Décryptage de Ready Player One

Salut les cinéphiles !

Promis, c’est mon dernier article sur Ready Player One, dont je vous ai déjà beaucoup parlé ces derniers temps ; avec mon article sur la promotion parisienne du film ou mon article de la rubrique « Faut-il aller voir ? ». Aujourd’hui, je vous propose une critique plus complète (en milieu d’article), mais pas avant un coup de projecteur sur un magazine bien utile pour prolonger l’expérience. Bref, ce n’est pas tout à fait ma faute si j’ai adoré ce film quand j’ai eu l’occasion de le voir, si j’envisage de le revoir et si la vie n’a pas arrêté de me le mettre en travers de mon chemin !
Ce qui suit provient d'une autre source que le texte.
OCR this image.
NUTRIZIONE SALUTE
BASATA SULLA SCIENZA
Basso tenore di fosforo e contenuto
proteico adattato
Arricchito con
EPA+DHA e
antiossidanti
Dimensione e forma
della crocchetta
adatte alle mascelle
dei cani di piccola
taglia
Si comme moi vous sortez donc du film avec l’envie de prolonger l’expérience, je ne peux que trop vous conseiller le dernier magazine Tout Savoir Arts & Média de Diverti Store. Ce cinquième numéro de la collection dont je vous ai déjà parlé ici (et ici aussi) explore cette fois « L’univers Spielberg ». On ne va pas se mentir, ce n’est pas spécialement ma tasse de thé parce que les films et moi, nous n’avons pas toujours été très amis…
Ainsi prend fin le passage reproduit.